Nel Warning si constatava che i massacri di civili italiani stavano diventando ogni giorno più frequenti; il fatto, però, che in un certo luogo dei patrioti italiani avessero portato a termine un'azione militare contro gli occupanti, non giustificava da parte di questi ultimi alcuna azione di rappresaglia contro la popolazione o persone in attesa di processo, che doveva essere considerata un crimine di guerra. Gli ufficiali e gli uomini tedeschi che si erano o si sarebbero macchiati di tali azioni, sarebbero stati considerati dei criminali e processati nei paesi in cui tali crimini erano stati perpetrati.
Si chiedeva alla popolazione italiana e ai partigiani di prendere nota dei nomi dei reparti tedeschi responsabili, dei luoghi e delle modalità con cui le rappresaglie erano condotte, e si elencavano alcuni degli eccidi di cui al momento si era a conoscenza.
Tra questi, al primo posto Alexander citava proprio quello delle Fosse Ardeatine, seguito da quello di Stia, di Civitella Val di Chiana e Roncastaldo.
La posizione del generale inglese è molto importante per comprendere l'attitudine degli alleati nei riguardi dei nostri partigiani. Essi erano i patrioti che al di là delle linee svolgevano un'importante azione finalizzata alla cacciata degli occupanti.

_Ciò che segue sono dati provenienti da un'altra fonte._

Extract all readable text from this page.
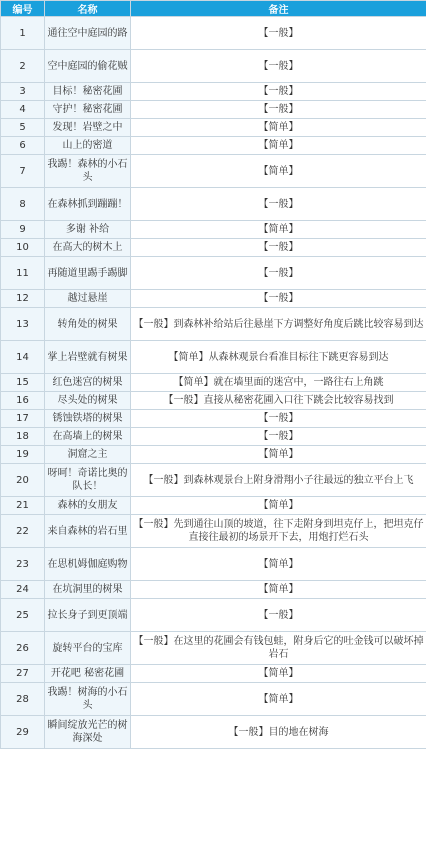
编号	名称	备注
1	通往空中庭园的路	【一般】
2	空中庭园的偷花贼	【一般】
3	目标！秘密花圃	【一般】
4	守护！秘密花圃	【一般】
5	发现！岩壁之中	【简单】
6	山上的密道	【简单】
7	我踢！森林的小石头	【简单】
8	在森林抓到蹦蹦！	【一般】
9	多谢 补给	【简单】
10	在高大的树木上	【一般】
11	再随道里踢手踢脚	【一般】
12	越过悬崖	【一般】
13	转角处的树果	【一般】到森林补给站后往悬崖下方调整好角度后跳比较容易到达
14	掌上岩壁就有树果	【简单】从森林观景台看准目标往下跳更容易到达
15	红色迷宫的树果	【简单】就在墙里面的迷宫中，一路往右上角跳
16	尽头处的树果	【一般】直接从秘密花圃入口往下跳会比较容易找到
17	锈蚀铁塔的树果	【一般】
18	在高墙上的树果	【一般】
19	洞窟之主	【简单】
20	呀呵！奇诺比奥的队长！	【一般】到森林观景台上附身滑翔小子往最远的独立平台上飞
21	森林的女朋友	【简单】
22	来自森林的岩石里	【一般】先到通往山顶的坡道，往下走附身到坦克仔上，把坦克仔直接往最初的场景开下去，用炮打烂石头
23	在思机姆伽庭购物	【简单】
24	在坑洞里的树果	【简单】
25	拉长身子到更顶端	【一般】
26	旋转平台的宝库	【一般】在这里的花圃会有钱包蛙，附身后它的吐金钱可以破坏掉岩石
27	开花吧 秘密花圃	【简单】
28	我踢！树海的小石头	【简单】
29	瞬间绽放光芒的树海深处	【一般】目的地在树海
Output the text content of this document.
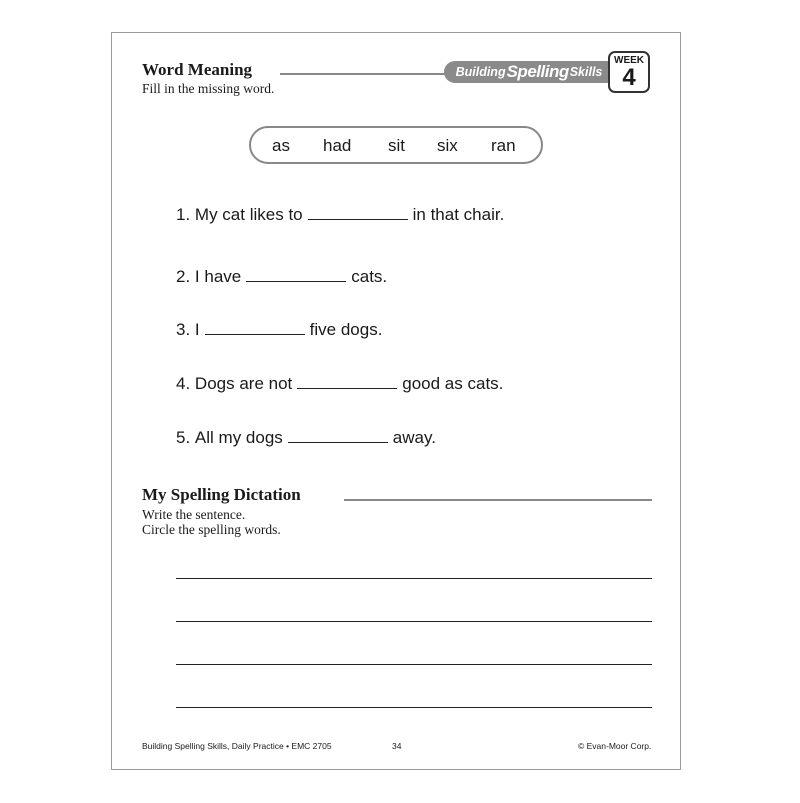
Word Meaning
Fill in the missing word.
Building Spelling Skills
WEEK
4
as had sit six ran
1.
My cat likes to	in that chair.
2.
I have	cats.
3.
I	five dogs.
4.
Dogs are not	good as cats.
5.
All my dogs	away.
My Spelling Dictation
Write the sentence.
Circle the spelling words.
Building Spelling Skills, Daily Practice • EMC 2705	34	© Evan-Moor Corp.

Nessuna azione poteva giustificare una reazione tedesca contro la popolazione. Al contrario, gli atti dei partigiani, compresa via Rasella, furono sempre considerati come legittimi atti di guerra contro l'occupante, appoggiati dagli alleati con ogni mezzo propagandistico a disposizione. Contrariamente a quanto si può supporre, in alcuni casi non c'è bisogno di andare a cercare molto lontano una legittimità che, in quegli anni, era cosa non solo scontata, ma assolutamente condivisa da tutto il fronte antifascista.